This blog is about the story of my family here in America. We arrived in the 1630s as Puritans, and became the common folk of the New World.

What the Puritans thought of Halloween


My family, the Puritans, didn't think of Halloween at all. It was just one of the many things that the Protestants had left behind, along with Popes, Priests, Saints, and all of the Catholic ritual of the Church of Rome and the Church of England. My family lived in a world immersed in their faith, every day, every hour, every minute. Their faith was not to be celebrated on holidays, it was to be celebrated with every breath they took. And if you can understand that, you can understand their attitude toward holidays such as Christmas and Thanksgiving. It was just another day to them. Just another holy day.

But, as Cotton Mather wrote in the The Magnalia Christi Americana, (The Glorious Works of Christ in America), in 1702, things started to go terribly wrong almost right away with the glorious hopes of the Puritans in America. During the declension, the high ideals of the Puritans became the horror of the fear of the devil.
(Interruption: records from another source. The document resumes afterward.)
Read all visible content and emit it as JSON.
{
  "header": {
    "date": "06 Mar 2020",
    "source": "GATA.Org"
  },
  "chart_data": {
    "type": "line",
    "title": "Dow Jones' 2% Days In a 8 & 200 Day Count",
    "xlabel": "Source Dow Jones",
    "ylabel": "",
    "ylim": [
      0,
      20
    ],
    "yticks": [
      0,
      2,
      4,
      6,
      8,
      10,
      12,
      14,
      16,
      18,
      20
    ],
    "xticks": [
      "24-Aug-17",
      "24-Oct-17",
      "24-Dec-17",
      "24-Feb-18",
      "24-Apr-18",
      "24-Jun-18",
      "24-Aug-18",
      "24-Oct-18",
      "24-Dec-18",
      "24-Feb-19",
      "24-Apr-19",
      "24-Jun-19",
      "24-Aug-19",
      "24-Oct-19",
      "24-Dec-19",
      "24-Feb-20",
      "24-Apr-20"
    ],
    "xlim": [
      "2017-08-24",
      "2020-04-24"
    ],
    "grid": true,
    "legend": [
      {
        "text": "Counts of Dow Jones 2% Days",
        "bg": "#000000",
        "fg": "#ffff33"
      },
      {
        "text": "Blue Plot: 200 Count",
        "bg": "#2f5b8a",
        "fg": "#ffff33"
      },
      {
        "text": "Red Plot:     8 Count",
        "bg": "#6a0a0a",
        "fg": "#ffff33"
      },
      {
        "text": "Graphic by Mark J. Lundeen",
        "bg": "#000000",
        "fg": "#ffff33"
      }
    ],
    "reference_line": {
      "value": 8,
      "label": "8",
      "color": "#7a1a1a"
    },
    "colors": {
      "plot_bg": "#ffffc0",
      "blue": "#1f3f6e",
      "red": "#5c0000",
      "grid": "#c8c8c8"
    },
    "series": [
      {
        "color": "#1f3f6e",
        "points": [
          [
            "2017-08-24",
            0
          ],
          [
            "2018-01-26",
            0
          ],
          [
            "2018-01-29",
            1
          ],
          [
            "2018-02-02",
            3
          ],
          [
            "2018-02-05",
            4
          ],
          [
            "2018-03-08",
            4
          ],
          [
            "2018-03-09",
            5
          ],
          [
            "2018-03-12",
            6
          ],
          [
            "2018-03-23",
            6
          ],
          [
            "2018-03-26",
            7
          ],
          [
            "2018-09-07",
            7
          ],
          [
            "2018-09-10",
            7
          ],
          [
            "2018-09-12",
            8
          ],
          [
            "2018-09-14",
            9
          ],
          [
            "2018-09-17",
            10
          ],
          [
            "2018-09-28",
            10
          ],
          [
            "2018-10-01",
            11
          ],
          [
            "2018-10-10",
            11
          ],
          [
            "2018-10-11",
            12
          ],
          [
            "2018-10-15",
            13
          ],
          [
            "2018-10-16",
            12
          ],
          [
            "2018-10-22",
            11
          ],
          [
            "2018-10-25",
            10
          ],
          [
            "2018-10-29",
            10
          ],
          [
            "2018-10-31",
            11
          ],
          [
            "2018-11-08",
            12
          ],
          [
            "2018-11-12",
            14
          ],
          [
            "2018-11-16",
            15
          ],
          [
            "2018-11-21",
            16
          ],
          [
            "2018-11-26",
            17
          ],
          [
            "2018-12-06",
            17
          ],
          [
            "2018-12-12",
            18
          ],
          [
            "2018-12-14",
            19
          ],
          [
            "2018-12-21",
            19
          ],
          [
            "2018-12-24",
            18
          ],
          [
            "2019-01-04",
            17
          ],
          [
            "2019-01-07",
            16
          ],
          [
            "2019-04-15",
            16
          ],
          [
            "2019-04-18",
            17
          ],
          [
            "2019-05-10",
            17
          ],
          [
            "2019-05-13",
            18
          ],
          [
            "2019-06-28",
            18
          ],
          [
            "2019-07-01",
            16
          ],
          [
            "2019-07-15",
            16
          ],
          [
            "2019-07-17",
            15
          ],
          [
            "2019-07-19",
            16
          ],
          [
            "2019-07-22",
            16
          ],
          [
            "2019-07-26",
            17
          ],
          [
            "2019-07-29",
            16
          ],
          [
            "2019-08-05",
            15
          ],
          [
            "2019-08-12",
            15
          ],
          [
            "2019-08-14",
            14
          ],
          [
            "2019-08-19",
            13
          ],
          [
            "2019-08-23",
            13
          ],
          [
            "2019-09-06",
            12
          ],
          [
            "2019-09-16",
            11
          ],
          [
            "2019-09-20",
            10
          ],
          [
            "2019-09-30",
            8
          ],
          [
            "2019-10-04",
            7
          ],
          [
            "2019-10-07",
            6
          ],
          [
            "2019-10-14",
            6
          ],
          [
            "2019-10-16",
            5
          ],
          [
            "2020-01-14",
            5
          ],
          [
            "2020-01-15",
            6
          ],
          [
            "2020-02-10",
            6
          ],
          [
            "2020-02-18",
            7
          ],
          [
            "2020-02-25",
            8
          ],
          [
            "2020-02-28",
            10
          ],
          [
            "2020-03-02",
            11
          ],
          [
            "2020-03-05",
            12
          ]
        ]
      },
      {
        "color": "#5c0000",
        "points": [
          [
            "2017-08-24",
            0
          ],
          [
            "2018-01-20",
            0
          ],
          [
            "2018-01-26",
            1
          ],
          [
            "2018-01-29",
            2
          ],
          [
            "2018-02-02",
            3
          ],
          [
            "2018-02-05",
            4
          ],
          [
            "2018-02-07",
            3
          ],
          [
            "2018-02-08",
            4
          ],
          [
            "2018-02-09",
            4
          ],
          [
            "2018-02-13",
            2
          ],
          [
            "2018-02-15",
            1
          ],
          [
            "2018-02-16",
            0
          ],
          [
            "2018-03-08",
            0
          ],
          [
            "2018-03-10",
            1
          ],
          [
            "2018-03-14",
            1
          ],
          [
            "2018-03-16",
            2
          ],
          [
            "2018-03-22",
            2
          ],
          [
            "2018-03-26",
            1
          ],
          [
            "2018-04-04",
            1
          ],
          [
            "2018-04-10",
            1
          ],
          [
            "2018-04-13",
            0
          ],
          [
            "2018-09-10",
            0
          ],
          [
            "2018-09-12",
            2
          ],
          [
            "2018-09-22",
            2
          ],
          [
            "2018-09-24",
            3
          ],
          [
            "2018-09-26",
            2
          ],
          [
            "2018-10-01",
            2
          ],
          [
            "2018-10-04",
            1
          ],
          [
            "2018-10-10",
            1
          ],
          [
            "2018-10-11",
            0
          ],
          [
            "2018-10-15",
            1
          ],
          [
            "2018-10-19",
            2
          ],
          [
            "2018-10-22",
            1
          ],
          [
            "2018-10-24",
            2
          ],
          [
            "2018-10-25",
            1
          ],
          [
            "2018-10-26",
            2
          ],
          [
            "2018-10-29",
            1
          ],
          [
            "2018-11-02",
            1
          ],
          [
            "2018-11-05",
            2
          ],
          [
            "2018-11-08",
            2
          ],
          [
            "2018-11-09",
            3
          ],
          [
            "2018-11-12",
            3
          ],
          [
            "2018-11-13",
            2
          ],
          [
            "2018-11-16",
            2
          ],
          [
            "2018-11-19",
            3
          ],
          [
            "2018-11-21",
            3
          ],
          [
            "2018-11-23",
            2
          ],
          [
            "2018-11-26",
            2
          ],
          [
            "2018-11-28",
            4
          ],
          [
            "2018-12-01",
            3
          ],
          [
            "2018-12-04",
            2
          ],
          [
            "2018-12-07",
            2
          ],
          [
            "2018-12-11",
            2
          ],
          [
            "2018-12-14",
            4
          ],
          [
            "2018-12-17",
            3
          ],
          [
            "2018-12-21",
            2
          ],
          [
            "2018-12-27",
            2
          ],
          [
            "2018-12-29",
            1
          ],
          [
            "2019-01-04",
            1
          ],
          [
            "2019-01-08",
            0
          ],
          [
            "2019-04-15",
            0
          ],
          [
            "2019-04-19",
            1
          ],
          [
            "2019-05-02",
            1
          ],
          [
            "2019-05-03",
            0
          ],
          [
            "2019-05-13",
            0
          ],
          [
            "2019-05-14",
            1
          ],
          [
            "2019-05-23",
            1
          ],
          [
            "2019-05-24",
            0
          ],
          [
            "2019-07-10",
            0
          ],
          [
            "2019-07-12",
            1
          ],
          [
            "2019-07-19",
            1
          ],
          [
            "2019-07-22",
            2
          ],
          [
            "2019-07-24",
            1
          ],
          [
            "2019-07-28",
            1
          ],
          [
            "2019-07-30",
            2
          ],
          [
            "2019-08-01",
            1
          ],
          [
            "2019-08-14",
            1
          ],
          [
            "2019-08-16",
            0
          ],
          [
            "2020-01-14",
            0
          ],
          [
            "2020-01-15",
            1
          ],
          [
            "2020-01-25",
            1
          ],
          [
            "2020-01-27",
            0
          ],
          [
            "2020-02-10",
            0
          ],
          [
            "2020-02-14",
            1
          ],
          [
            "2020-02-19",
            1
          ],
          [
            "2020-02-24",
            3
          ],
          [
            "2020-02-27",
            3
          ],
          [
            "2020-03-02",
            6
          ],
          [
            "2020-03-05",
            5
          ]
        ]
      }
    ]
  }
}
Salem, Massachusetts, was to be the new Jerusalem, but instead it has gained notoriety for The Salem Witch Trials. And yes, the Puritans were to blame for deaths of many innocent people who were accused of witchcraft. So instead of building a city on a hill, the Puritans attacked. My 13th Great-Grandfather, the Reverend Samuel Stone, was an early attacker. He prosecuted one of the earliest witchcraft trials in Connecticut in 1646.